Wilkins asked whether those federal laws should be considered during the appeal. Heron wrapped up her argument by claiming an overturning of Friedrich’s decision is sufficient.
West Flagler raised those issues as alternative arguments. However, Heron claimed they don’t need to be considered to overturn the district court’s decision.
West Flagler stays on the attack
Heron spent most of her time clarifying her argument to the court. But West Flagler doubled down on the ones made in their filings while poking holes in the feds’ claims.
Speaking on behalf of the legal team for West Flagler, Hamish Hume said the compact gave the Seminoles a “monopoly.” Moreover, he said, “The government concedes that IGRA cannot authorize gambling that takes place off Indian land.”
Afterward, he attacked Heron’s basis for overturning Friedrich’s ruling.
“They are trying to have it both ways,” said Hume. “They are asking this court to reverse the district court and hold that IGRA approves the compact that authorizes gambling off Indian lands even when they say in their legal briefs that IGRA can’t authorize gambling off Indian land. What they are saying makes no sense and is going to be a cruel joke if this court accepts the argument.”
Hume added that state law should not be considered. And that the court should be able to interpret state law for themselves. He reiterated that regardless of state law, the compact doesn’t satisfy IGRA standards.
Judges give pushback
When comparing filings between the plaintiffs and the defendants, it appeared West Flagler had the edge. Their briefs were cleaner and easier to follow.
But during oral arguments, some judges pushed back on their arguments.
Judge Wilkins asked Hamish what part of IGRA states that a bet made online outside tribal land, but processed by servers on tribal land violates the law.
“It violates 2710 8(A) in the sense that it goes beyond what the secretary can authorize,” responded Hume. “The wording that it violates IGRA, we would agree with. Perhaps it would be clearer if I said it this way. It goes beyond what the secretary can authorize under IGRA.”
Wilkins followed up with a question comparing the issue to online commerce and the varying sales taxes between states.
Then, Hume pointed to court cases where the government defined online betting as both where the bet is placed and where it is processed.
Near the end of his time, Judge Karen Henderson referred to Hume as “resistant.”
Seminole Tribe makes final plea to become a relevant party
Unlike the DOI and West Flagler, the Seminole Tribe isn’t an actual party. Instead, they petitioned the court for limited intervention in the case.
If the court agrees, the tribe can file for dismissal, citing their sovereign immunity. The move would likely be successful.
Ironically, both the DOI and West Flagler agree that the Seminoles do not need to be a part of the case. But the tribe believes otherwise.

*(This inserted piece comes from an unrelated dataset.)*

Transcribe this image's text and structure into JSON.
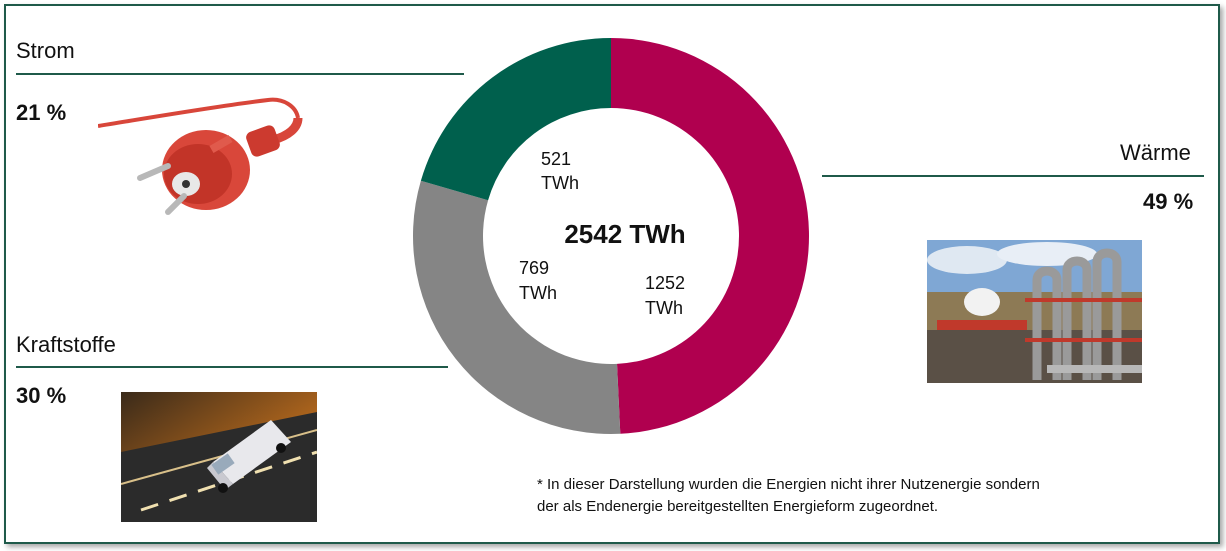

The DOI only argued the merits of the compact. Instead, the Seminoles would also argue the sovereign immunity of the tribe.
When will we see a ruling?
Unfortunately, the timeline is up in the air. Experts estimate the earliest we can see a decision is in Q2 of this year.
Regardless of the outcome, the losing party is almost certainly going to appeal. But if the D.C. Court of Appeals overrules the district court, the Seminoles could immediately relaunch their online sportsbook.